I have managed to show that $x$ must be a multiple of $3$ and $y$ must be even, which produces the equation $$3^{10}s^{11}+2^{10}t^{11}=z^{11},$$ with $s=x/3$ and $t=y/2$. I have tried to approach this by applying Fermat's Little Theorem mod $11$ setting the tenth powers to $1$ but I've not managed to get any further.

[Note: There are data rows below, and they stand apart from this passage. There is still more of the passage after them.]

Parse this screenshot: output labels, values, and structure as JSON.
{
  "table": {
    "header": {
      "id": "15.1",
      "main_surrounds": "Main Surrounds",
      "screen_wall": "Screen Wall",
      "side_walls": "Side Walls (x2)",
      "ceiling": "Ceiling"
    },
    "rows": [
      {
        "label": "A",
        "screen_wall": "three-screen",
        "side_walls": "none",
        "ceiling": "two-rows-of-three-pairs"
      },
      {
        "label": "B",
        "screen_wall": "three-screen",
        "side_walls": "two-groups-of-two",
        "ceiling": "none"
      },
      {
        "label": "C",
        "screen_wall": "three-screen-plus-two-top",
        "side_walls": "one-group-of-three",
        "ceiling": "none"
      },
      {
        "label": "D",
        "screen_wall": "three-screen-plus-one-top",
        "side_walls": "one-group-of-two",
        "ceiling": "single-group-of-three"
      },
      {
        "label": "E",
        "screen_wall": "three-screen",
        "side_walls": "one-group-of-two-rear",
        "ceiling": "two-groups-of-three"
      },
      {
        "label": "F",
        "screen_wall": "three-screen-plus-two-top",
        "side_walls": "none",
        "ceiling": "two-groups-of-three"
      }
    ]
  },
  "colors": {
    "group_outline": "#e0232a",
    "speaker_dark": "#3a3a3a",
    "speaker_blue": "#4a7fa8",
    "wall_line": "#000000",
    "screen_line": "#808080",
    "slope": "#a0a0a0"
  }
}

Any help is really appreciated, thanks!
Simply take modulo $23$. If $23 \nmid n$, then: $$n^{22} \equiv 1 \pmod{23} \implies n^{11} \equiv \pm 1 \pmod{23}$$ Thus, for all $n \in \mathbb{N}$, we have $n^{11} \equiv -1,0,1 \pmod{23}$. Try substituting these values in your equation. You would see that the only possibility is $x^{11} \equiv y^{11} \equiv z^{11} \equiv 0\pmod{23}$. Substituting $x=23x_1$, $y=23y_1$ and $z=23z_1$, we get: $$2(x_1)^{11}+3(y_1)^{11} = 6(z_1)^{11}$$ Now, you will get $23$ divides $x_1,y_1,z_1$, which will give a process of infinite descent. This is clearly a contradiction. Thus, your equation does not have solutions in positive integers.